Chasing highfliers makes his investments all the more risky. They can swoon as quickly as they soared, so it's always smart to keep the exits in sight to prevent a catastrophic loss. "It isn't offense that's important," Fogle says. "It's how well you play defense." That lesson came home as a young man, when Fogle saw the quick demise of a longtime family business. His dad and granddad ran a shop making parts for oil drillers, but then the bottom fell out along with oil prices in the 1980s. Fogle earned an M.B.A. in finance at Texas Christian University, where he also taught a year. He still brings academic theory to his practical investing.
But don't try rapid trading at home. Vista has access to resources, including data and analysts, that are unavailable to retail investors, Fogle says. The fund also taps American Century's private trading networks to help keep trading costs down. Another risk to rapid trading is higher taxes, says Tom Roseen, an analyst at Lipper, adding that Vista appears to manage those as well. Fogle says selling losers quickly helps generate the losses to offset short-term gains.
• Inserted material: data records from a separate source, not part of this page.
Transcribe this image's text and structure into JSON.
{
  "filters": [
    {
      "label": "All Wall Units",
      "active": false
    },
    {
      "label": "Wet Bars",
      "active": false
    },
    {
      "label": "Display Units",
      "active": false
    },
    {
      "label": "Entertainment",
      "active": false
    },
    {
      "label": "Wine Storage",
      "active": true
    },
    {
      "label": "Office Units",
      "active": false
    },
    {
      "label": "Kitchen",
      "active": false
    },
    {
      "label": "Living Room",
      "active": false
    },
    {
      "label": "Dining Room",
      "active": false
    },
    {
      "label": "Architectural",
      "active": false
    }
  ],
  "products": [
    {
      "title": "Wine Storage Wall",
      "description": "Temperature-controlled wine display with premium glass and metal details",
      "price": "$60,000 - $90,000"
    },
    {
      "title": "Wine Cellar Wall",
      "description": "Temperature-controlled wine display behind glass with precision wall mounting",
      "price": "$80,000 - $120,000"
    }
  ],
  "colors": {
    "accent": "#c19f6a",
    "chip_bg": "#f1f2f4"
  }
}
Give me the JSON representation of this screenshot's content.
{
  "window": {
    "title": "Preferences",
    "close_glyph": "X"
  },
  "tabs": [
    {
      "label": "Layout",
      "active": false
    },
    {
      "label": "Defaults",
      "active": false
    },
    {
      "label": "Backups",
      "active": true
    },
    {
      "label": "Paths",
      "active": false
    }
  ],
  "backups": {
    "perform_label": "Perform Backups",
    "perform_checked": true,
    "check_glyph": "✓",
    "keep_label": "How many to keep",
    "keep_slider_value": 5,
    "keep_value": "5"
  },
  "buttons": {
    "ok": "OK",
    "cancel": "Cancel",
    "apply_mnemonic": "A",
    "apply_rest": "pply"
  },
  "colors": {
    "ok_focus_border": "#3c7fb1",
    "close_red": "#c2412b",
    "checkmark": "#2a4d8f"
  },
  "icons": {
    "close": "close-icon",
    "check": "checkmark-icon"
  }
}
Described by colleagues as well grounded and practical, Fogle says he can't think of any vices like Buffett's love for Cherry Cokeexcept maybe adopting kids. Fogle and his wife added four adoptees to their two oldest. "It's really addicting," he says. And there he starts to sound more like Buffett, talking about the importance of family and a sane life in the Midwest-American Century is based in Kansas City. "It's away from the noise and the distractions," Fogle says. That also helps maintain investment focus, he says, and discipline.
This story appears in the August 6, 2007 print edition of U.S. News & World Report.